Me inclinaría a pensar que la vida no puede desvincularse jamás de lo que hacemos de manera cotidiana. Dormir, levantarnos, ir al trabajo, volver a casa, compartir en familia sería lo habitual. Hacer un viaje, celebrar una reunión o ver una película, tendría que ser lo que ocupase nuestro tiempo libre. Y las cosas que suelen ocurrirnos tampoco deberían desviarse de lo que ordinariamente sucede, podríamos ser objeto de un accidente, un robo, quizás víctimas de un fenómeno natural, incluso, nacer parapléjicos, con una anormalidad, minusvalía o discapacidad (como se han dado a llamarlo los defensores del tema), pero nunca debería ser algo distinto a lo que ocurre normalmente. Pero, los hechos que pretendo narrar echan por el suelo tales posiciones. Algunos de nosotros, quizás una porción mínima, estamos destinados a tener experiencias que escapan a los criterios de lo habitual o, tal vez, de la normalidad por decirlo de otra manera. Tal vez sea menester mencionar aquí a quienes tienen facultades psíquicas (si realmente las tienen), aquellos que dicen ver espíritus o cosas del más allá (asuntos que considero más bien del género sensacionalista y peliculesco), todos ellos comparten algo en común: han recibido un tratamiento distinto de la vida.

Pero no les estoy haciendo leer estas líneas para hablarles de experiencias sobrenaturales, ni de alguna familia perseguida por un maligno espíritu como en esos programas que se han puesto muy en boga en Discovery u otros canales de cable. Mi historia difiere de todo eso. No saben cuánto me gustaría que entre quienes la lean hubiese alguien que haya tenido una experiencia semejante, y que entre ustedes, quienes me han ofrecido su hospitalidad al prestarme cobijo del frio inclemente que entumece mis manos, dificultando mi escritura y que ahora me miran con ojos incrédulos, existiese la suficiente capacidad de comprensión. Pero me haría falsas expectativas. Ya mi amada esposa, a quien conocí a raíz de uno de los hechos que voy a contarles, y a quien el Creador apartó de mi lado dejándome solo con mi senilidad, la reuma, los problemas del corazón y otros achaques que acometen la frágil salud de los ancianos, me advirtió que tal cosa era poco factible y se encargó de impedir que hablara de ello.

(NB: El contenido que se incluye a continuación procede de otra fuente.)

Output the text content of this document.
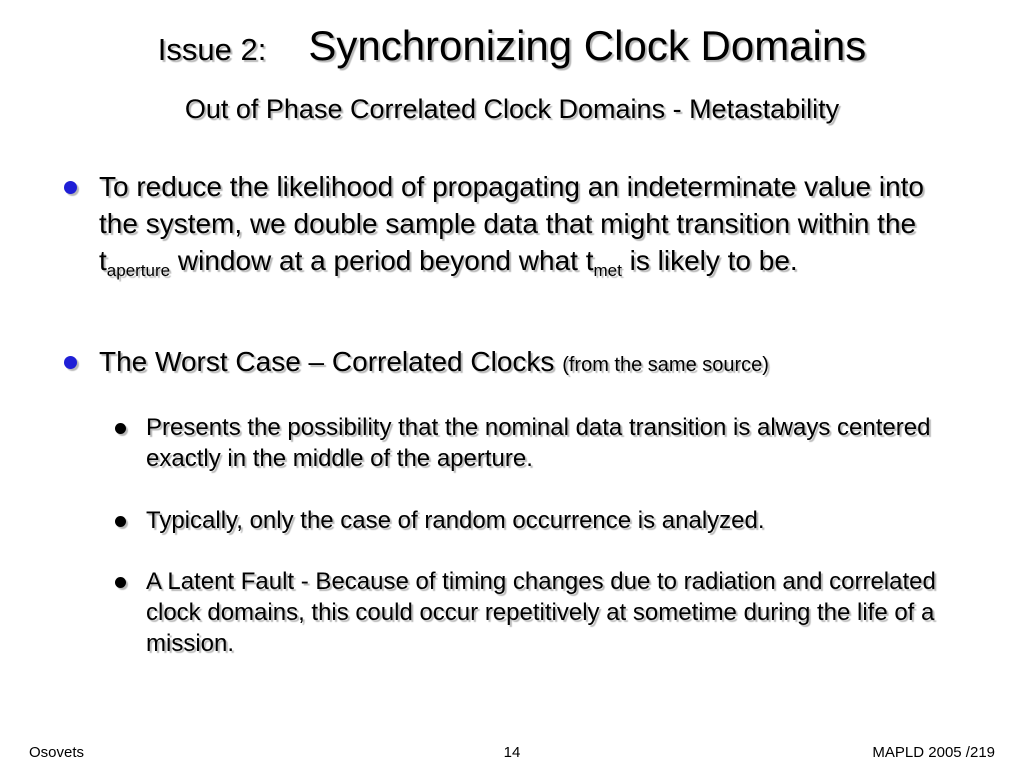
Issue 2: Synchronizing Clock Domains
Out of Phase Correlated Clock Domains - Metastability
To reduce the likelihood of propagating an indeterminate value into the system, we double sample data that might transition within the $t_{aperture}$ window at a period beyond what $t_{met}$ is likely to be.
The Worst Case – Correlated Clocks (from the same source)
Presents the possibility that the nominal data transition is always centered exactly in the middle of the aperture.
Typically, only the case of random occurrence is analyzed.
A Latent Fault - Because of timing changes due to radiation and correlated clock domains, this could occur repetitively at sometime during the life of a mission.
Osovets	14	MAPLD 2005 /219
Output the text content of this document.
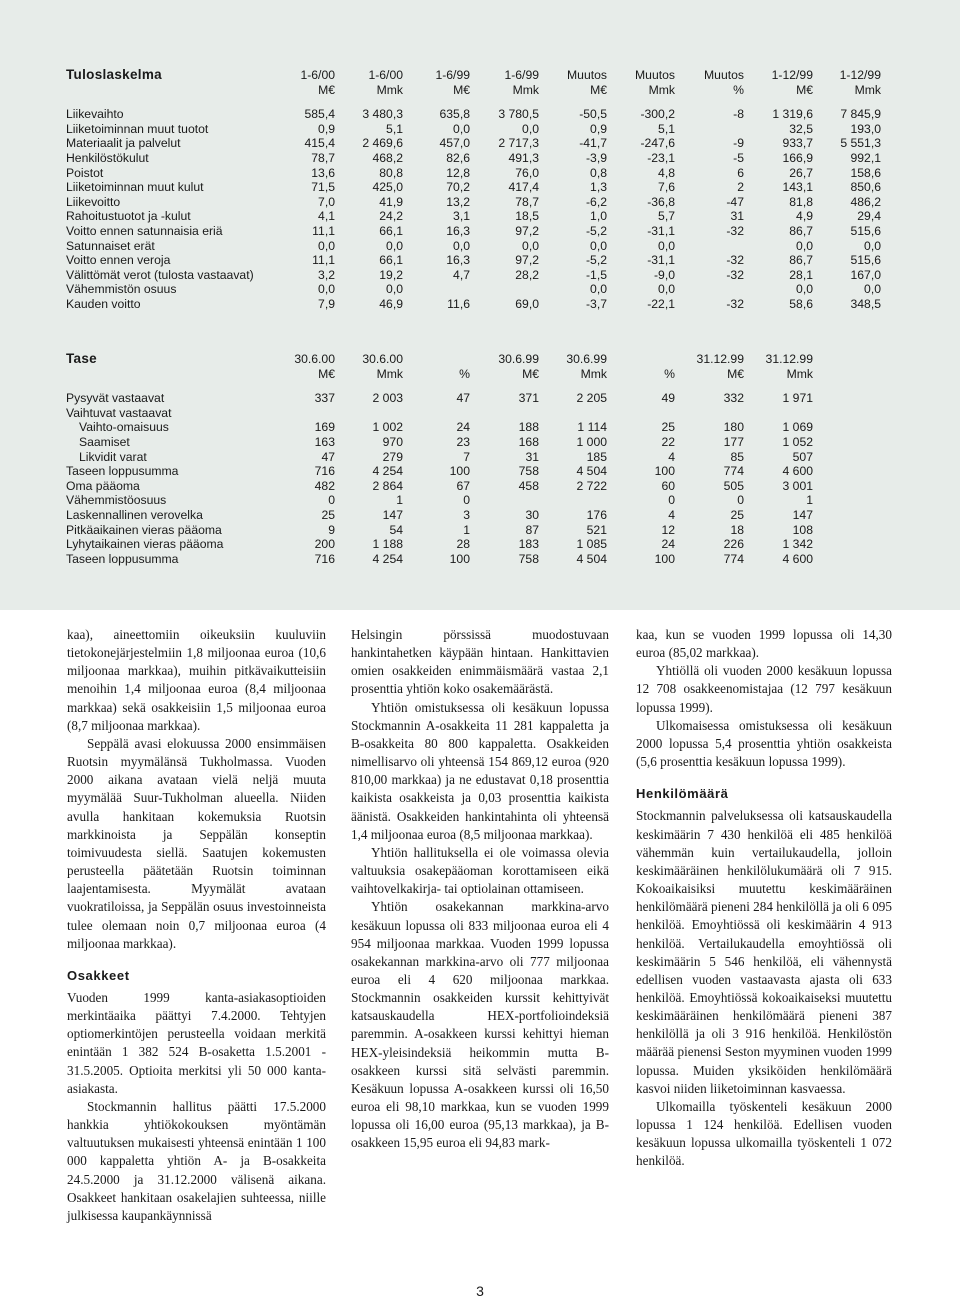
Tuloslaskelma	1-6/00	1-6/00	1-6/99	1-6/99	Muutos	Muutos	Muutos	1-12/99	1-12/99
	M€	Mmk	M€	Mmk	M€	Mmk	%	M€	Mmk

Liikevaihto	585,4	3 480,3	635,8	3 780,5	-50,5	-300,2	-8	1 319,6	7 845,9
Liiketoiminnan muut tuotot	0,9	5,1	0,0	0,0	0,9	5,1		32,5	193,0
Materiaalit ja palvelut	415,4	2 469,6	457,0	2 717,3	-41,7	-247,6	-9	933,7	5 551,3
Henkilöstökulut	78,7	468,2	82,6	491,3	-3,9	-23,1	-5	166,9	992,1
Poistot	13,6	80,8	12,8	76,0	0,8	4,8	6	26,7	158,6
Liiketoiminnan muut kulut	71,5	425,0	70,2	417,4	1,3	7,6	2	143,1	850,6
Liikevoitto	7,0	41,9	13,2	78,7	-6,2	-36,8	-47	81,8	486,2
Rahoitustuotot ja -kulut	4,1	24,2	3,1	18,5	1,0	5,7	31	4,9	29,4
Voitto ennen satunnaisia eriä	11,1	66,1	16,3	97,2	-5,2	-31,1	-32	86,7	515,6
Satunnaiset erät	0,0	0,0	0,0	0,0	0,0	0,0		0,0	0,0
Voitto ennen veroja	11,1	66,1	16,3	97,2	-5,2	-31,1	-32	86,7	515,6
Välittömät verot (tulosta vastaavat)	3,2	19,2	4,7	28,2	-1,5	-9,0	-32	28,1	167,0
Vähemmistön osuus	0,0	0,0			0,0	0,0		0,0	0,0
Kauden voitto	7,9	46,9	11,6	69,0	-3,7	-22,1	-32	58,6	348,5
Tase	30.6.00	30.6.00		30.6.99	30.6.99		31.12.99	31.12.99
	M€	Mmk	%	M€	Mmk	%	M€	Mmk

Pysyvät vastaavat	337	2 003	47	371	2 205	49	332	1 971
Vaihtuvat vastaavat								
Vaihto-omaisuus	169	1 002	24	188	1 114	25	180	1 069
Saamiset	163	970	23	168	1 000	22	177	1 052
Likvidit varat	47	279	7	31	185	4	85	507
Taseen loppusumma	716	4 254	100	758	4 504	100	774	4 600
Oma pääoma	482	2 864	67	458	2 722	60	505	3 001
Vähemmistöosuus	0	1	0			0	0	1
Laskennallinen verovelka	25	147	3	30	176	4	25	147
Pitkäaikainen vieras pääoma	9	54	1	87	521	12	18	108
Lyhytaikainen vieras pääoma	200	1 188	28	183	1 085	24	226	1 342
Taseen loppusumma	716	4 254	100	758	4 504	100	774	4 600

kaa), aineettomiin oikeuksiin kuuluviin tietokonejärjestelmiin 1,8 miljoonaa euroa (10,6 miljoonaa markkaa), muihin pitkävaikutteisiin menoihin 1,4 miljoonaa euroa (8,4 miljoonaa markkaa) sekä osakkeisiin 1,5 miljoonaa euroa (8,7 miljoonaa markkaa).

Seppälä avasi elokuussa 2000 ensimmäisen Ruotsin myymälänsä Tukholmassa. Vuoden 2000 aikana avataan vielä neljä muuta myymälää Suur-Tukholman alueella. Niiden avulla hankitaan kokemuksia Ruotsin markkinoista ja Seppälän konseptin toimivuudesta siellä. Saatujen kokemusten perusteella päätetään Ruotsin toiminnan laajentamisesta. Myymälät avataan vuokratiloissa, ja Seppälän osuus investoinneista tulee olemaan noin 0,7 miljoonaa euroa (4 miljoonaa markkaa).

Osakkeet

Vuoden 1999 kanta-asiakasoptioiden merkintäaika päättyi 7.4.2000. Tehtyjen optiomerkintöjen perusteella voidaan merkitä enintään 1 382 524 B-osaketta 1.5.2001 - 31.5.2005. Optioita merkitsi yli 50 000 kanta-asiakasta.

Stockmannin hallitus päätti 17.5.2000 hankkia yhtiökokouksen myöntämän valtuutuksen mukaisesti yhteensä enintään 1 100 000 kappaletta yhtiön A- ja B-osakkeita 24.5.2000 ja 31.12.2000 välisenä aikana. Osakkeet hankitaan osakelajien suhteessa, niille julkisessa kaupankäynnissä

Helsingin pörssissä muodostuvaan hankintahetken käypään hintaan. Hankittavien omien osakkeiden enimmäismäärä vastaa 2,1 prosenttia yhtiön koko osakemäärästä.

Yhtiön omistuksessa oli kesäkuun lopussa Stockmannin A-osakkeita 11 281 kappaletta ja B-osakkeita 80 800 kappaletta. Osakkeiden nimellisarvo oli yhteensä 154 869,12 euroa (920 810,00 markkaa) ja ne edustavat 0,18 prosenttia kaikista osakkeista ja 0,03 prosenttia kaikista äänistä. Osakkeiden hankintahinta oli yhteensä 1,4 miljoonaa euroa (8,5 miljoonaa markkaa).

Yhtiön hallituksella ei ole voimassa olevia valtuuksia osakepääoman korottamiseen eikä vaihtovelkakirja- tai optiolainan ottamiseen.

Yhtiön osakekannan markkina-arvo kesäkuun lopussa oli 833 miljoonaa euroa eli 4 954 miljoonaa markkaa. Vuoden 1999 lopussa osakekannan markkina-arvo oli 777 miljoonaa euroa eli 4 620 miljoonaa markkaa. Stockmannin osakkeiden kurssit kehittyivät katsauskaudella HEX-portfolioindeksiä paremmin. A-osakkeen kurssi kehittyi hieman HEX-yleisindeksiä heikommin mutta B-osakkeen kurssi sitä selvästi paremmin. Kesäkuun lopussa A-osakkeen kurssi oli 16,50 euroa eli 98,10 markkaa, kun se vuoden 1999 lopussa oli 16,00 euroa (95,13 markkaa), ja B-osakkeen 15,95 euroa eli 94,83 mark-

kaa, kun se vuoden 1999 lopussa oli 14,30 euroa (85,02 markkaa).

Yhtiöllä oli vuoden 2000 kesäkuun lopussa 12 708 osakkeenomistajaa (12 797 kesäkuun lopussa 1999).

Ulkomaisessa omistuksessa oli kesäkuun 2000 lopussa 5,4 prosenttia yhtiön osakkeista (5,6 prosenttia kesäkuun lopussa 1999).

Henkilömäärä

Stockmannin palveluksessa oli katsauskaudella keskimäärin 7 430 henkilöä eli 485 henkilöä vähemmän kuin vertailukaudella, jolloin keskimääräinen henkilölukumäärä oli 7 915. Kokoaikaisiksi muutettu keskimääräinen henkilömäärä pieneni 284 henkilöllä ja oli 6 095 henkilöä. Emoyhtiössä oli keskimäärin 4 913 henkilöä. Vertailukaudella emoyhtiössä oli keskimäärin 5 546 henkilöä, eli vähennystä edellisen vuoden vastaavasta ajasta oli 633 henkilöä. Emoyhtiössä kokoaikaiseksi muutettu keskimääräinen henkilömäärä pieneni 387 henkilöllä ja oli 3 916 henkilöä. Henkilöstön määrää pienensi Seston myyminen vuoden 1999 lopussa. Muiden yksiköiden henkilömäärä kasvoi niiden liiketoiminnan kasvaessa.

Ulkomailla työskenteli kesäkuun 2000 lopussa 1 124 henkilöä. Edellisen vuoden kesäkuun lopussa ulkomailla työskenteli 1 072 henkilöä.

3
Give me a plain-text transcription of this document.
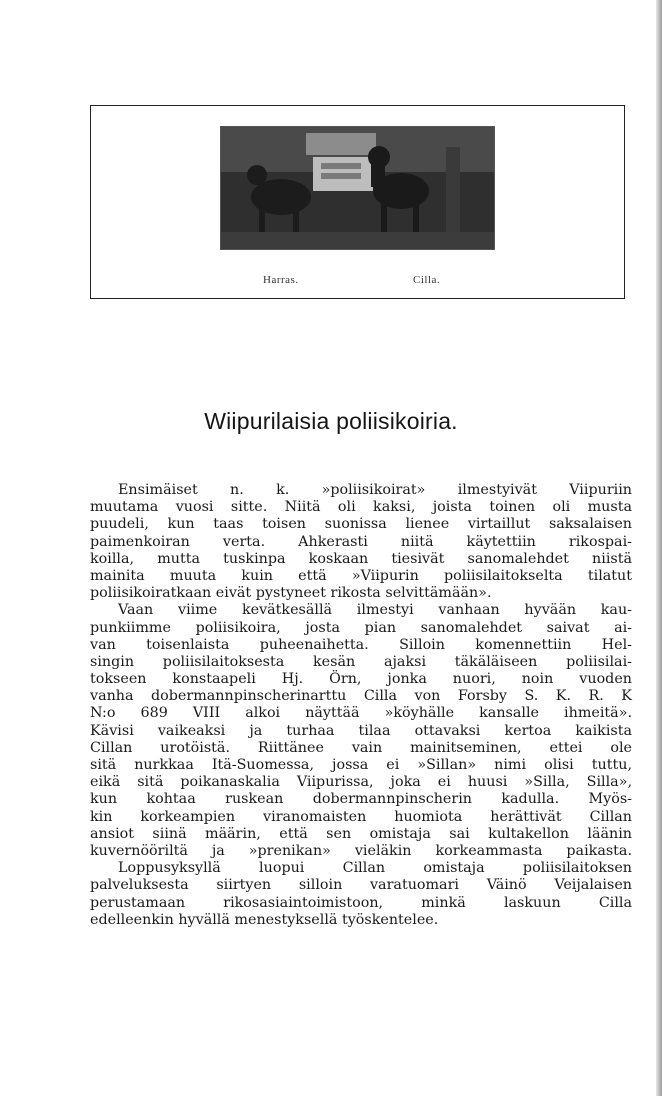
Harras.	Cilla.
Wiipurilaisia poliisikoiria.
Ensimäiset n. k. »poliisikoirat» ilmestyivät Viipuriin
muutama vuosi sitte. Niitä oli kaksi, joista toinen oli musta
puudeli, kun taas toisen suonissa lienee virtaillut saksalaisen
paimenkoiran verta. Ahkerasti niitä käytettiin rikospai-
koilla, mutta tuskinpa koskaan tiesivät sanomalehdet niistä
mainita muuta kuin että »Viipurin poliisilaitokselta tilatut
poliisikoiratkaan eivät pystyneet rikosta selvittämään».
Vaan viime kevätkesällä ilmestyi vanhaan hyvään kau-
punkiimme poliisikoira, josta pian sanomalehdet saivat ai-
van toisenlaista puheenaihetta. Silloin komennettiin Hel-
singin poliisilaitoksesta kesän ajaksi täkäläiseen poliisilai-
tokseen konstaapeli Hj. Örn, jonka nuori, noin vuoden
vanha dobermannpinscherinarttu Cilla von Forsby S. K. R. K
N:o 689 VIII alkoi näyttää »köyhälle kansalle ihmeitä».
Kävisi vaikeaksi ja turhaa tilaa ottavaksi kertoa kaikista
Cillan urotöistä. Riittänee vain mainitseminen, ettei ole
sitä nurkkaa Itä-Suomessa, jossa ei »Sillan» nimi olisi tuttu,
eikä sitä poikanaskalia Viipurissa, joka ei huusi »Silla, Silla»,
kun kohtaa ruskean dobermannpinscherin kadulla. Myös-
kin korkeampien viranomaisten huomiota herättivät Cillan
ansiot siinä määrin, että sen omistaja sai kultakellon läänin
kuvernööriltä ja »prenikan» vieläkin korkeammasta paikasta.
Loppusyksyllä luopui Cillan omistaja poliisilaitoksen
palveluksesta siirtyen silloin varatuomari Väinö Veijalaisen
perustamaan rikosasiaintoimistoon, minkä laskuun Cilla
edelleenkin hyvällä menestyksellä työskentelee.
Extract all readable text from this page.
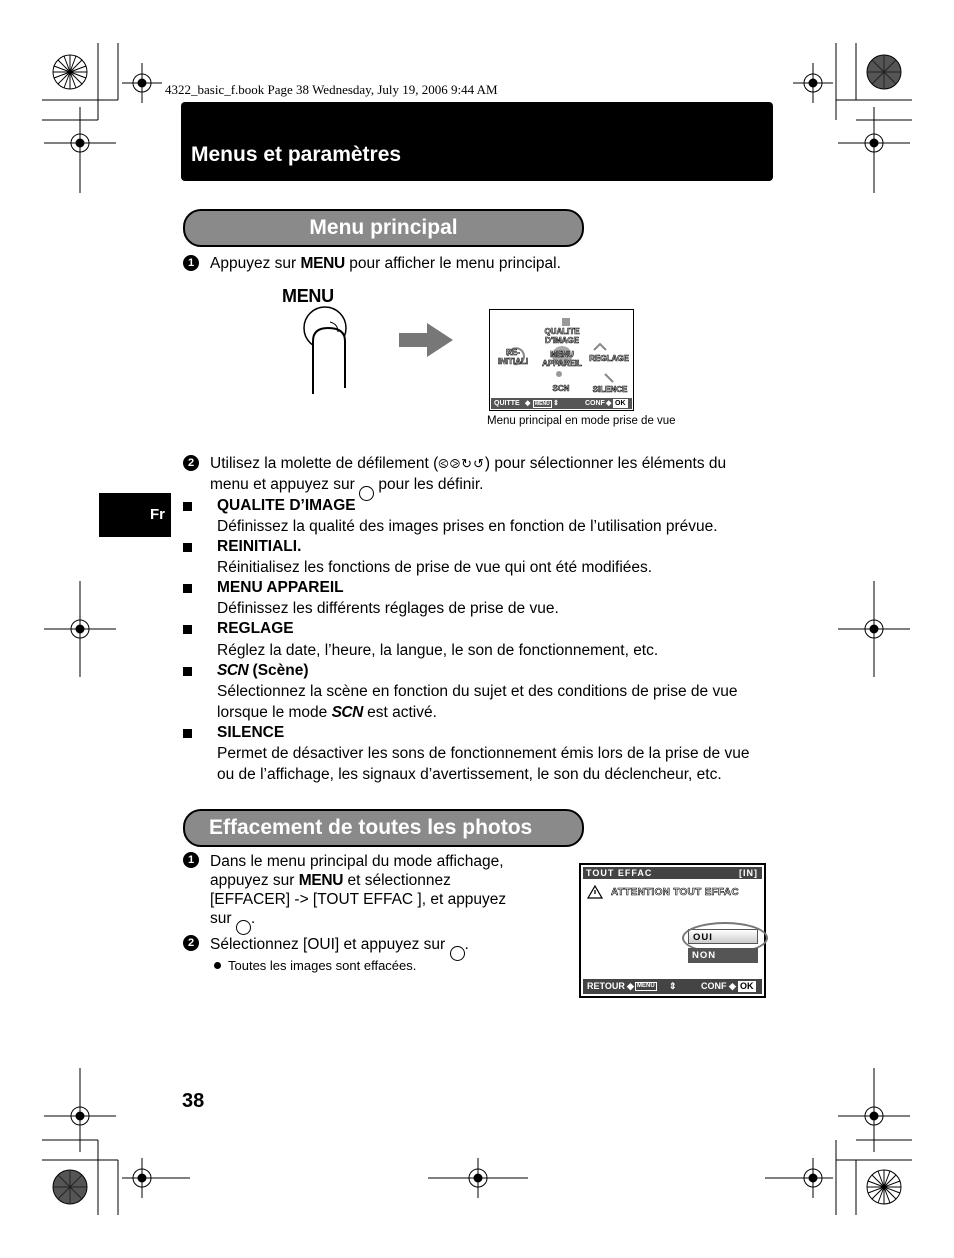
4322_basic_f.book Page 38 Wednesday, July 19, 2006 9:44 AM
Menus et paramètres
Fr
Menu principal
1	Appuyez sur MENU pour afficher le menu principal.
MENU
QUALITE D'IMAGE
RE- INITIALI
MENU APPAREIL
REGLAGE
SCN	SILENCE
QUITTE ◆ MENU ⇕	CONF ◆ OK
Menu principal en mode prise de vue
2	Utilisez la molette de défilement (⧀⧁↻↺) pour sélectionner les éléments du
menu et appuyez sur
pour les définir.
QUALITE D’IMAGE
Définissez la qualité des images prises en fonction de l’utilisation prévue.
REINITIALI.
Réinitialisez les fonctions de prise de vue qui ont été modifiées.
MENU APPAREIL
Définissez les différents réglages de prise de vue.
REGLAGE
Réglez la date, l’heure, la langue, le son de fonctionnement, etc.
SCN (Scène)
Sélectionnez la scène en fonction du sujet et des conditions de prise de vue
lorsque le mode SCN est activé.
SILENCE
Permet de désactiver les sons de fonctionnement émis lors de la prise de vue
ou de l’affichage, les signaux d’avertissement, le son du déclencheur, etc.
Effacement de toutes les photos
1	Dans le menu principal du mode affichage,
appuyez sur MENU et sélectionnez
[EFFACER] -> [TOUT EFFAC ], et appuyez
sur
.
2	Sélectionnez [OUI] et appuyez sur
.
Toutes les images sont effacées.
TOUT EFFAC	[IN]
ATTENTION TOUT EFFAC
OUI
NON
RETOUR ◆ MENU ⇕	CONF ◆ OK
38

No deseaba que me estigmatizaran, que me consideraran un bicho raro o un espécimen digno de exámenes de laboratorio. ¡Cielos, cuanto la extraño! Sé que estoy faltando a mi palabra al contarles esto, pero ¿qué más puede esperar un viejo, ya de que le tomen las medidas para el cajón y que sea una mera razón para que el enterrador use su pala? Sin embargo, pretendo aprovechar mi lucidez, que si en algo se mantiene inalterable es en lo que ahora me ocupa ¿Cómo olvidar hechos tan extraños e inexplicables? Es probable que me pase por alto algún detalle, pero estoy seguro de que las palabras que ocuparán estas páginas serán suficientes para darles a conocer los asombrosos fenómenos que han aquejado mi vida.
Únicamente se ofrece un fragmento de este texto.